Though it’s commonly called “surfer’s eye,” you don’t have to be a surfer or ever see the ocean to get a pterygium. But being in bright sunlight for long hours — especially when you are on water, which reflects the sun’s harmful UV rays — increases your risk. Pterygia are benign (non-cancerous) growths, but they can permanently disfigure the eye. They also can cause discomfort and blurry vision.
Although ultraviolet radiation from the sun appears to be the primary cause for the development and growth of pterygia, dust and wind are sometimes implicated too, as is dry eye disease.

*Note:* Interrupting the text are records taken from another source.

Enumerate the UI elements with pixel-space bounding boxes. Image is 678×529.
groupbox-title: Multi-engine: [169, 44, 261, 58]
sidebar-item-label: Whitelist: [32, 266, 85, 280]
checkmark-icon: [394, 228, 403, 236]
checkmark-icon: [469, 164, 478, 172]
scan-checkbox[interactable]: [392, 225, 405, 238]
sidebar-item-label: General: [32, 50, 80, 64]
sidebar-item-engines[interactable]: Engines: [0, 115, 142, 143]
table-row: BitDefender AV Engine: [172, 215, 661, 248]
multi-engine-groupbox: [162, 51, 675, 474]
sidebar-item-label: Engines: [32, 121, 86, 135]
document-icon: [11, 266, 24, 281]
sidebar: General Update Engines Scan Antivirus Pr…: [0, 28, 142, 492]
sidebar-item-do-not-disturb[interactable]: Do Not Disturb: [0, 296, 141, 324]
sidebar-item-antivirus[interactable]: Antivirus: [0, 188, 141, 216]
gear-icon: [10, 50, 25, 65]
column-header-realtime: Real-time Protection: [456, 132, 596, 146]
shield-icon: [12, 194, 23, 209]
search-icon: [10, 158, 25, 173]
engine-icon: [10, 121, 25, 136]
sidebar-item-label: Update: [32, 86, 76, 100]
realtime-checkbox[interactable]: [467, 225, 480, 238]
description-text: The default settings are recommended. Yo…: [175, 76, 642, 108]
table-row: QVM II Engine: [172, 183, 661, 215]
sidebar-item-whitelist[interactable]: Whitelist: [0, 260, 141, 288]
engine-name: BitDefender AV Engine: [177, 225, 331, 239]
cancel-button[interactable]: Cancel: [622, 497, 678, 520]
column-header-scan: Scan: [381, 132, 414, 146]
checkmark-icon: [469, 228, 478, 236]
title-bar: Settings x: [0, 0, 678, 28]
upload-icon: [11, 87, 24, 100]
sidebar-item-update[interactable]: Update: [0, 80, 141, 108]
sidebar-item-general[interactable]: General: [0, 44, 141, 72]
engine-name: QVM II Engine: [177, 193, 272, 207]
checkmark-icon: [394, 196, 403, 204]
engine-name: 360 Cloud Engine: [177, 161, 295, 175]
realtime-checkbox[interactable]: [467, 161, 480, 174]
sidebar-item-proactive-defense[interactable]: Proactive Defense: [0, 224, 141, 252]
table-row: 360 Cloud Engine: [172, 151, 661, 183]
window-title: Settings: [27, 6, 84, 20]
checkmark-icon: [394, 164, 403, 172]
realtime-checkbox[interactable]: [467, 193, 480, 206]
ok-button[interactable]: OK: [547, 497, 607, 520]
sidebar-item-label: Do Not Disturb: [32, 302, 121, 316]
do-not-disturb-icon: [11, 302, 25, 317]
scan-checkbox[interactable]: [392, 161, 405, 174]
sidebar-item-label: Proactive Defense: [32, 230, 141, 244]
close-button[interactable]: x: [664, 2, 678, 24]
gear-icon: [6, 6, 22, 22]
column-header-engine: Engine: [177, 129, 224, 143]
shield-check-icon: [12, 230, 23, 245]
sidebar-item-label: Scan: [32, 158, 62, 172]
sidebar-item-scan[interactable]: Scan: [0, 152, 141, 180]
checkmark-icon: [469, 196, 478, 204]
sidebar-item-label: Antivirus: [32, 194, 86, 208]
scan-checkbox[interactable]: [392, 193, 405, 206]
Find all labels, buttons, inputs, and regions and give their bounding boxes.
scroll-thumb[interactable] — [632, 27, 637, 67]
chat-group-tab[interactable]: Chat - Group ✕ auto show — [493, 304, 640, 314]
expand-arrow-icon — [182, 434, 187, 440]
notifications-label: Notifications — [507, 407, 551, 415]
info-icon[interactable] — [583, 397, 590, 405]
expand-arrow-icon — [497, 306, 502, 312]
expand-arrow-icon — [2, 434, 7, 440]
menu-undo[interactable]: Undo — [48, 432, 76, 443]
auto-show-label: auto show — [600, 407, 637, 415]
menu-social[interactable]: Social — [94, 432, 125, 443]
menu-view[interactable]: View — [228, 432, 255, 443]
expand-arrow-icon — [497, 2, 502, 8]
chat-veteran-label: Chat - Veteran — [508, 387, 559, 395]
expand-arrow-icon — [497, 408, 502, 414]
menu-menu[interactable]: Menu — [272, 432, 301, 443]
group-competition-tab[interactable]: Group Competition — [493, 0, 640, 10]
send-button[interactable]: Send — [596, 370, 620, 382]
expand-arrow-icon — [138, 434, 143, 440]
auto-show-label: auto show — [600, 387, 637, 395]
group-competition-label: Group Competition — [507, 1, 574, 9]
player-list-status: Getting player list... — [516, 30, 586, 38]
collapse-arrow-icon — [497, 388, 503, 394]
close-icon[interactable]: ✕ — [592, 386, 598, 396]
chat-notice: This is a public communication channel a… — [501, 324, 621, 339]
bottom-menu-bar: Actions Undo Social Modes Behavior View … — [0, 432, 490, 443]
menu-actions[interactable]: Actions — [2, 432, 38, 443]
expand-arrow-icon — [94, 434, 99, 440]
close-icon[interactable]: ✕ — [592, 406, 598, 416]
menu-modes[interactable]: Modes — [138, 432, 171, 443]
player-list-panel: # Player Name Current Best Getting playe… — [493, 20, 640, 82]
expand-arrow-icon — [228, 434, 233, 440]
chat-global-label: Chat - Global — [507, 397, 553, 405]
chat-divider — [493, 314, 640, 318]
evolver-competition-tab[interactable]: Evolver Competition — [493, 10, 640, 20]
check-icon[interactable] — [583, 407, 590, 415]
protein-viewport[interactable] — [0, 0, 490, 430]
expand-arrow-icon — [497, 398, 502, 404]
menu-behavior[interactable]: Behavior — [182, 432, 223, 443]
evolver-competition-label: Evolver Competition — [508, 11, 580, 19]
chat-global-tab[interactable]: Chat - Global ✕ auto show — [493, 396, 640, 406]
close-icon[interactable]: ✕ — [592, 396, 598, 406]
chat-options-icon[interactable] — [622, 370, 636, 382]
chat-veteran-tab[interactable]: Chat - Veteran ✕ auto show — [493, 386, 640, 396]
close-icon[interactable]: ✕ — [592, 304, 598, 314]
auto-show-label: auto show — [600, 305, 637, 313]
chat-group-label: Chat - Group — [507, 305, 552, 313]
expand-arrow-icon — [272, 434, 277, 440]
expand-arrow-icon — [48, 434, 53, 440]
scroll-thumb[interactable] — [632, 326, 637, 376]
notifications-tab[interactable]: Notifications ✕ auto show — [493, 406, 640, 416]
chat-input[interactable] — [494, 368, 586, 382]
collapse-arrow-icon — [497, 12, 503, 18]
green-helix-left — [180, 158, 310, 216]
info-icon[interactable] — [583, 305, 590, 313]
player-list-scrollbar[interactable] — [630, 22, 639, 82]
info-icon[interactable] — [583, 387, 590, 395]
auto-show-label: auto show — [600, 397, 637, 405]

Pterygia usually develop in 30- to 50-year-olds, and these bumps on the eyeball rarely are seen in children. Having light skin and light eyes may put you at increased risk of getting a pterygium.
Pterygia usually occur on the side of the eye closer to the nose, but they can also develop on the side closer to the ear as well and can affect one eye or both eyes.
Many people with mild surfer’s eye may not experience symptoms or require treatment. But large or growing pterygia often cause a gritty, itchy or burning sensation or the feeling something is “in” the eye (called a foreign body sensation). Also, these pterygia often become inflamed, causing unattractive red eyes.
If a pterygium significantly invades the cornea, it can distort the shape of the front surface of the eye, causing astigmatism and higher-order aberrations that affect vision.